COMMUNITY DRIVES THE CONTENT
"YouTube is an open platform: our community drives the content on the site,” says Greenberg. “We see the YouTube education platform as an open field where anyone and everyone -- regardless of geographic location or college affiliation -- can learn. All educational institutions -- anywhere -- can launch a channel on YouTube."
YouTube’s popularity is due in part to its allowing people to upload and share video clips easily across the Internet through Web sites, blogs and e-mail.
The company says it is “committed to ‘internationalizing’ YouTube by translating services and features into each country's native language.”
YouTube is not alone in getting into educational video. Apple Computer’s iTunes U, a music and video downloading service inaugurated in spring 2007, hosts free material from 28 colleges.

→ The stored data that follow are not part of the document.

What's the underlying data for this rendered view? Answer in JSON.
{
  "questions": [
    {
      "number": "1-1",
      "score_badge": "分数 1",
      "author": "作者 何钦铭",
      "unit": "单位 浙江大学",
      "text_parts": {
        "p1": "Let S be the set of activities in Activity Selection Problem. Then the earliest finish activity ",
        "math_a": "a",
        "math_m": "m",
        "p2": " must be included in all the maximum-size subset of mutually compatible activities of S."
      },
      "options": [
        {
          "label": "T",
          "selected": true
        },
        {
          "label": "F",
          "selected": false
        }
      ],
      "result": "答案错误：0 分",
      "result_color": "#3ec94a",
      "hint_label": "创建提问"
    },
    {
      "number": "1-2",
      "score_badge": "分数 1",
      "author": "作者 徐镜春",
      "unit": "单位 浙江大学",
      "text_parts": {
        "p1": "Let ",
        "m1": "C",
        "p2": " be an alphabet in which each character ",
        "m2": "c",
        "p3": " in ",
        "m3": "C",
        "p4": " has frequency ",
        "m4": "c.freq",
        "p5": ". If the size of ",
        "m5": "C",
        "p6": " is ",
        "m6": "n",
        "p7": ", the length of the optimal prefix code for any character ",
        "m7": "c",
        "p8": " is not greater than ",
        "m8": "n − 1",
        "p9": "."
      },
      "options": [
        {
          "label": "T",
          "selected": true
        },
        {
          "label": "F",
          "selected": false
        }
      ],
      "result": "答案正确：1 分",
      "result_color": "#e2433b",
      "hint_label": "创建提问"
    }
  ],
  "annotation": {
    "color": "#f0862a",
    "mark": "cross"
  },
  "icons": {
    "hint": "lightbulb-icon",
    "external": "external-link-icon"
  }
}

Universities do not have to choose between YouTube and iTunes. Auburn University, for example, launched a partnership a few months ago with Apple that provides the university with a dedicated space on iTunes where faculty and campus groups can post information, including presentations and lectures for downloading. In January 2008, Auburn launched a YouTube channel, posting 60 videos of lectures and events as its initial offering.
The Moebius Transformations Revealed video is available on YouTube.
YouTube does not have a single page from which all the university channels can be accessed. Some sample channels are Vanderbilt University, University of California, Berkeley, University of Southern California, University of California Television, Duke University, Washington University, Purdue University, Auburn University and MIT.